Antelias Cave was a large cave located 2.5 km east of Antelias, 10 km northeast of Beirut close to the wadi of Ksar Akil.

==Archaeological discoveries==
The cave was discovered by Gustaf Hedenborg in 1833. Godefroy Zumoffen made an excavation in 1893, finding an Aurignacian industry amongst large quantities of bones and flints. He also found remains of a human fetus, which was only published in 1957 by Henri Victor Vallois and assigned to the Neolithic period. Henri Fleisch re-examined the material from Zumoffen's excavation and concluded that it was not solely Aurignacian but showed evidence of successive industries present as late as the Neolithic. Raoul Desribes also excavated the site and found numerous tools made of bone including two harpoons which are now in the Museum of Lebanese Prehistory.

Auguste Bergy also made a small excavation here and another sounding was made possibly in 1948 by J. Franklin Ewing who described the industry as "transitional, Upper Paleolithic-to-Mesolithic". Dirk Albert Hooijer studied the fauna from the cave and found Dama and Capra to have been predominant.

Neolithic finds included a long, denticulated, lustrous blade.

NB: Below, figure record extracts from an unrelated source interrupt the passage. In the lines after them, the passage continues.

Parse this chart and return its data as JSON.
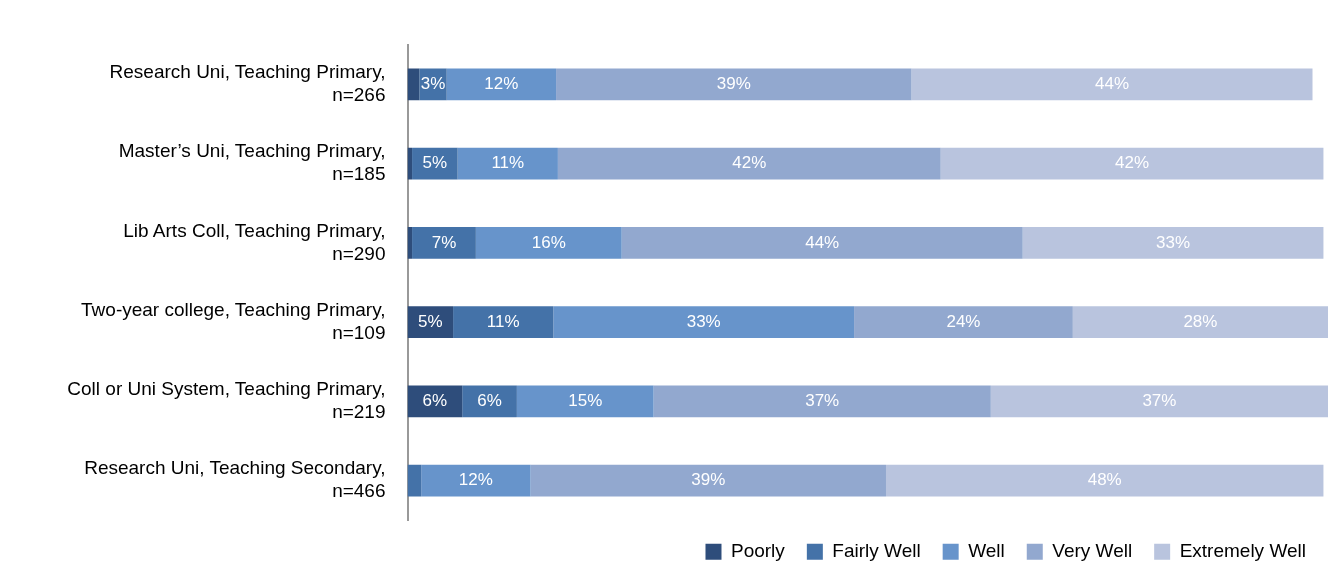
{
  "chart_data": {
    "type": "bar",
    "orientation": "horizontal",
    "stacked": true,
    "legend": "bottom",
    "tick_labels": "y",
    "categories": [
      "Research Uni, Teaching Primary, n=266",
      "Master’s Uni, Teaching Primary, n=185",
      "Lib Arts Coll, Teaching Primary, n=290",
      "Two-year college, Teaching Primary, n=109",
      "Coll or Uni System, Teaching Primary, n=219",
      "Research Uni, Teaching Secondary, n=466"
    ],
    "series": [
      {
        "name": "Poorly",
        "color": "#2e4d7b",
        "values": [
          1.3,
          0.5,
          0.5,
          5,
          6,
          0
        ],
        "value_labels": [
          null,
          null,
          null,
          "5%",
          "6%",
          null
        ]
      },
      {
        "name": "Fairly Well",
        "color": "#4472a8",
        "values": [
          3,
          5,
          7,
          11,
          6,
          1.5
        ],
        "value_labels": [
          "3%",
          "5%",
          "7%",
          "11%",
          "6%",
          null
        ]
      },
      {
        "name": "Well",
        "color": "#6794cb",
        "values": [
          12,
          11,
          16,
          33,
          15,
          12
        ],
        "value_labels": [
          "12%",
          "11%",
          "16%",
          "33%",
          "15%",
          "12%"
        ]
      },
      {
        "name": "Very Well",
        "color": "#92a8cf",
        "values": [
          39,
          42,
          44,
          24,
          37,
          39
        ],
        "value_labels": [
          "39%",
          "42%",
          "44%",
          "24%",
          "37%",
          "39%"
        ]
      },
      {
        "name": "Extremely Well",
        "color": "#b9c4de",
        "values": [
          44,
          42,
          33,
          28,
          37,
          48
        ],
        "value_labels": [
          "44%",
          "42%",
          "33%",
          "28%",
          "37%",
          "48%"
        ]
      }
    ]
  }
}
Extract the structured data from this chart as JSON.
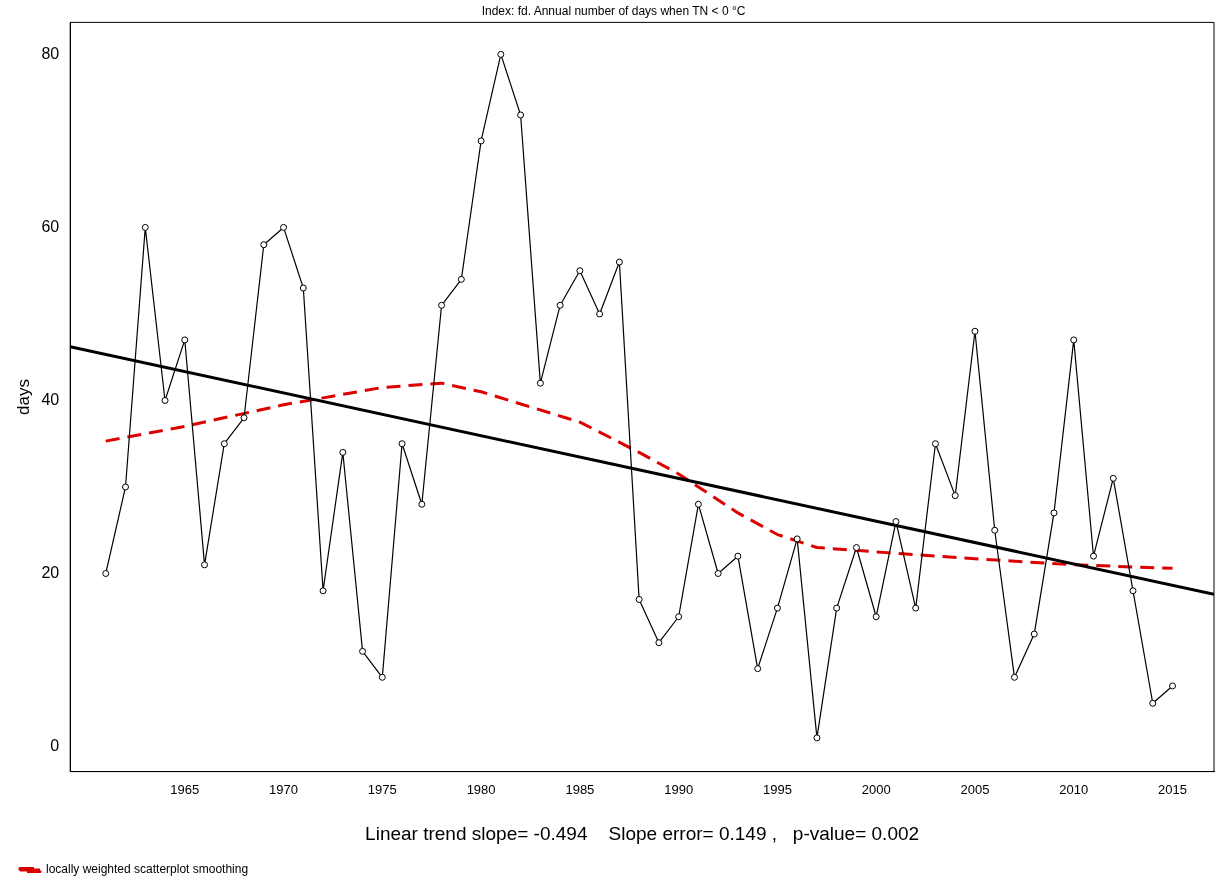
{
  "chart_data": {
    "type": "line",
    "title": "Index: fd. Annual number of days when TN < 0 °C",
    "xlabel": "Linear trend slope= -0.494    Slope error= 0.149 ,   p-value= 0.002",
    "ylabel": "days",
    "x": [
      1961,
      1962,
      1963,
      1964,
      1965,
      1966,
      1967,
      1968,
      1969,
      1970,
      1971,
      1972,
      1973,
      1974,
      1975,
      1976,
      1977,
      1978,
      1979,
      1980,
      1981,
      1982,
      1983,
      1984,
      1985,
      1986,
      1987,
      1988,
      1989,
      1990,
      1991,
      1992,
      1993,
      1994,
      1995,
      1996,
      1997,
      1998,
      1999,
      2000,
      2001,
      2002,
      2003,
      2004,
      2005,
      2006,
      2007,
      2008,
      2009,
      2010,
      2011,
      2012,
      2013,
      2014,
      2015
    ],
    "series": [
      {
        "color": "#000000",
        "marker": "circle",
        "line_style": "solid",
        "values": [
          20,
          30,
          60,
          40,
          47,
          21,
          35,
          38,
          58,
          60,
          53,
          18,
          34,
          11,
          8,
          35,
          28,
          51,
          54,
          70,
          80,
          73,
          42,
          51,
          55,
          50,
          56,
          17,
          12,
          15,
          28,
          20,
          22,
          9,
          16,
          24,
          1,
          16,
          23,
          15,
          26,
          16,
          35,
          29,
          48,
          25,
          8,
          13,
          27,
          47,
          22,
          31,
          18,
          5,
          7
        ]
      },
      {
        "type": "line",
        "color": "#000000",
        "marker": "none",
        "line_style": "solid",
        "x": [
          1959.2,
          2017.1
        ],
        "values": [
          46.2,
          17.6
        ]
      },
      {
        "type": "line",
        "name": "locally weighted scatterplot smoothing",
        "color": "#dd0000",
        "marker": "none",
        "line_style": "dashed",
        "x": [
          1961,
          1965,
          1970,
          1972,
          1975,
          1978,
          1980,
          1985,
          1988,
          1990,
          1993,
          1995,
          1997,
          2000,
          2005,
          2010,
          2015
        ],
        "values": [
          35.3,
          37,
          39.5,
          40.3,
          41.5,
          42,
          41,
          37.5,
          34,
          31.5,
          27,
          24.5,
          23,
          22.5,
          21.7,
          21,
          20.6
        ]
      }
    ],
    "xlim": [
      1959.2,
      2017.1
    ],
    "xticks": [
      1965,
      1970,
      1975,
      1980,
      1985,
      1990,
      1995,
      2000,
      2005,
      2010,
      2015
    ],
    "ylim": [
      -2.9,
      83.7
    ],
    "yticks": [
      0,
      20,
      40,
      60,
      80
    ],
    "grid": false,
    "legend": "bottom left"
  }
}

Collections from the cave can be found in the Musée de l'Homme, Paris, Museum of Lebanese Prehistory and the Archaeological Museum of the American University of Beirut.

==Destruction==
Antelias Cave was destroyed by dynamite in the spring of 1964 due to quarrying in the area. Lorraine Copeland and Peter J. Wescombe recovered some cave deposits from which they hoped to extract material for radio-carbon dating.